A lawsuit between two nurse staffing companies reminds us
that not all non-competition agreements are enforceable under North Carolina
law.
In
Clinical Staffing, Inc. v.Worldwide Travel Staffing, Ltd., the U.S. District Court for the Eastern
District of North Carolina found a non-competition provision contained within
nurse employee contracts to be unenforceable because the restrictive language
was over broad.
The court’s order
provides a thorough overview of North Carolina law on this frequently
confronted subject.
The underlying dispute began after
Worldwide Travel Staffing
(“Worldwide”) won a contract to provide nursing services to various facilities
operated by the North Carolina Department of Health & Human Services.
In order to staff positions at the facilities,
Worldwide hired a number of nurses who had previously worked with its
competitor,
Clinical Staffing, Inc. d/b/a Dzeel Clinical (“Dzeel”).

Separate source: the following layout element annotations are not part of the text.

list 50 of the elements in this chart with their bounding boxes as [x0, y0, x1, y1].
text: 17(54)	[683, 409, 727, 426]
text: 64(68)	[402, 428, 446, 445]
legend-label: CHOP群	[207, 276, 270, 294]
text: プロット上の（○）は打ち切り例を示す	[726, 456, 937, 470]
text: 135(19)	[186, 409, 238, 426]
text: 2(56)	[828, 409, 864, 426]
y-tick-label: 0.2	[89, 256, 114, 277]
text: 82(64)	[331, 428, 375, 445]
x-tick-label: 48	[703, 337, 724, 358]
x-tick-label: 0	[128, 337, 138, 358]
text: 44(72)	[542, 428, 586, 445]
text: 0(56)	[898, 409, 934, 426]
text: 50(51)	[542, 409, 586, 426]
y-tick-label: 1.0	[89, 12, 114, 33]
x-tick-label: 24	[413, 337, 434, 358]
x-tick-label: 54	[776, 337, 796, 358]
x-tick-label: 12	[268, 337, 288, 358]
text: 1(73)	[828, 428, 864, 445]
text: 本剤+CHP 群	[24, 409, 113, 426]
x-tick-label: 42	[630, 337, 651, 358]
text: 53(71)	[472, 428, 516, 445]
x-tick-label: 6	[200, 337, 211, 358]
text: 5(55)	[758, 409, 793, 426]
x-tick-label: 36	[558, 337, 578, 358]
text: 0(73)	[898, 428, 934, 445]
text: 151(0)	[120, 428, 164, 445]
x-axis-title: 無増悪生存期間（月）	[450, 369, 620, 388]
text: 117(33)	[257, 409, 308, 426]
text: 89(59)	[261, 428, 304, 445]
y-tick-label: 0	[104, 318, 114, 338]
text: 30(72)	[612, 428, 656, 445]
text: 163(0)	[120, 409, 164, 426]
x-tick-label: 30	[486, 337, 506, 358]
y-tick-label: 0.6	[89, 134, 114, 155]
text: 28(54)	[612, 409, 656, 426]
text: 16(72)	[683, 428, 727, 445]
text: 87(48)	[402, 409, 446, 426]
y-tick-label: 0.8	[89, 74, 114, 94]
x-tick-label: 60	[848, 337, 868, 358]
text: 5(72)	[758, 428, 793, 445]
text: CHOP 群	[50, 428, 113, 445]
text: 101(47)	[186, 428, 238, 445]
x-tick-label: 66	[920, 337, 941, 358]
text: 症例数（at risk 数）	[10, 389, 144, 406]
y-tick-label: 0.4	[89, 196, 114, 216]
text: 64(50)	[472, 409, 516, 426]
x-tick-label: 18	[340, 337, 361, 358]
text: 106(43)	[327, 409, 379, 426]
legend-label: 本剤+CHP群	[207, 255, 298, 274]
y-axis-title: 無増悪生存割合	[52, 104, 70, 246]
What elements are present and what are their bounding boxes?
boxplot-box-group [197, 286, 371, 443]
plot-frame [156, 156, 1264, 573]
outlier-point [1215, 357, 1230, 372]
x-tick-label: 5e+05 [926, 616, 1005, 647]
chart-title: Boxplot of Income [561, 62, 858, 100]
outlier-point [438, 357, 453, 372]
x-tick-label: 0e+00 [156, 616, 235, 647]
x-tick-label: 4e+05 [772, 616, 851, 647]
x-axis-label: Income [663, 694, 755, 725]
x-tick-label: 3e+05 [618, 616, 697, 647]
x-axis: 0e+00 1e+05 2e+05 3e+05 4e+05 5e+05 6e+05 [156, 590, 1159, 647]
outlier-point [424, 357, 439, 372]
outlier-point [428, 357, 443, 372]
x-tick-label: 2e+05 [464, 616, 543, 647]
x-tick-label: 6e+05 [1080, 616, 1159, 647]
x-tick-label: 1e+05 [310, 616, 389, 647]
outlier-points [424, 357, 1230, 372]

The complaint also alleged that a number of
nurses resigned from Dzeel and signed on with Worldwide in violation of a
non-competition provision contained within the Dzeel employee contract.
Dzeel additionally complained that Worldwide
induced the nurses to join Worldwide, in part by advising the nurses that the
non-competition agreement was unenforceable.
Worldwide then allegedly placed many of the nurses in the same state facilities
where the nurses had previously worked as Dzeel employees.
Dzeel asserted two claims against Worldwide: (1) that
Worldwide tortiously interfered with its nurse contracts, and (2) that
Worldwide violated North Carolina’s
Unfair and Deceptive Trade Practices Act.
Both claims were based on the non-competition
provision contained within Dzeel’s nurse employee contracts.
That provision stated, in part, the
following: “I will not provide service to any Dzeel client or individual who
has received services under the direction of Dzeel
Clinical
for a period of (6) six months from my termination date.”
After determining that the case hinged upon the
enforceability of the non-competition agreement, the court noted that covenants
not to compete between employers and employees are not viewed favorably by
courts. Consequently, a party attempting
to enforce such an agreement has the burden to prove the covenant
reasonable. In North Carolina, such
agreements are enforceable only if they are: (1) in writing; (2) reasonable as
to [the] terms, time, and territory; (3) made a part of the employment
contract; (4) based on valuable consideration; and (5) not against public
policy. Courts examine the
reasonableness of a no-compete agreement’s time and geographic restrictions by
balancing the substantial right of the employee to work with that of the
employer to protect its legitimate business interests. The time and geographic restrictions are
weighed in tandem, such that a greater scope of one will require a smaller scope
of the other. The restrictions must be
no wider in scope than is necessary to protect the business of the
employer.
Worldwide moved for summary judgment on grounds that the
non-competition provision was unenforceable under the above principles. In response to the argument that the language
was overly broad in prohibiting a former employee from providing any “service,”
Dzeel argued that the term should be interpreted to mean nursing services. Noting that the contract must be strictly
construed against the party who drafted it, the court rejected this argument
and instead applied the plain language of the agreement.
As written, the restrictive language was over broad. The court noted that the language prevented a
former employee from performing any service of any kind to any Dzeel client or
individual worldwide. The agreement was
therefore unenforceable. It necessarily
followed that both of the claims asserted in the plaintiff’s complaint failed
as a matter of law. First, the court
concluded that Dzeel could not establish a claim of tortious interference with
contract because no valid contract existed.
In addition, there could be no valid claim for unfair and deceptive
trade practices since the agreement was unenforceable and Worldwide had been correct
in so advising Dzeel’s former employees.
The case is a reminder to employers of the need to craft
non-competition agreements with care so as not to run afoul of the exacting reasonableness
requirements imposed by North Carolina law.
As the court’s ruling underscores, non-competition agreements are not
favorably, and overreaching agreements can be avoided.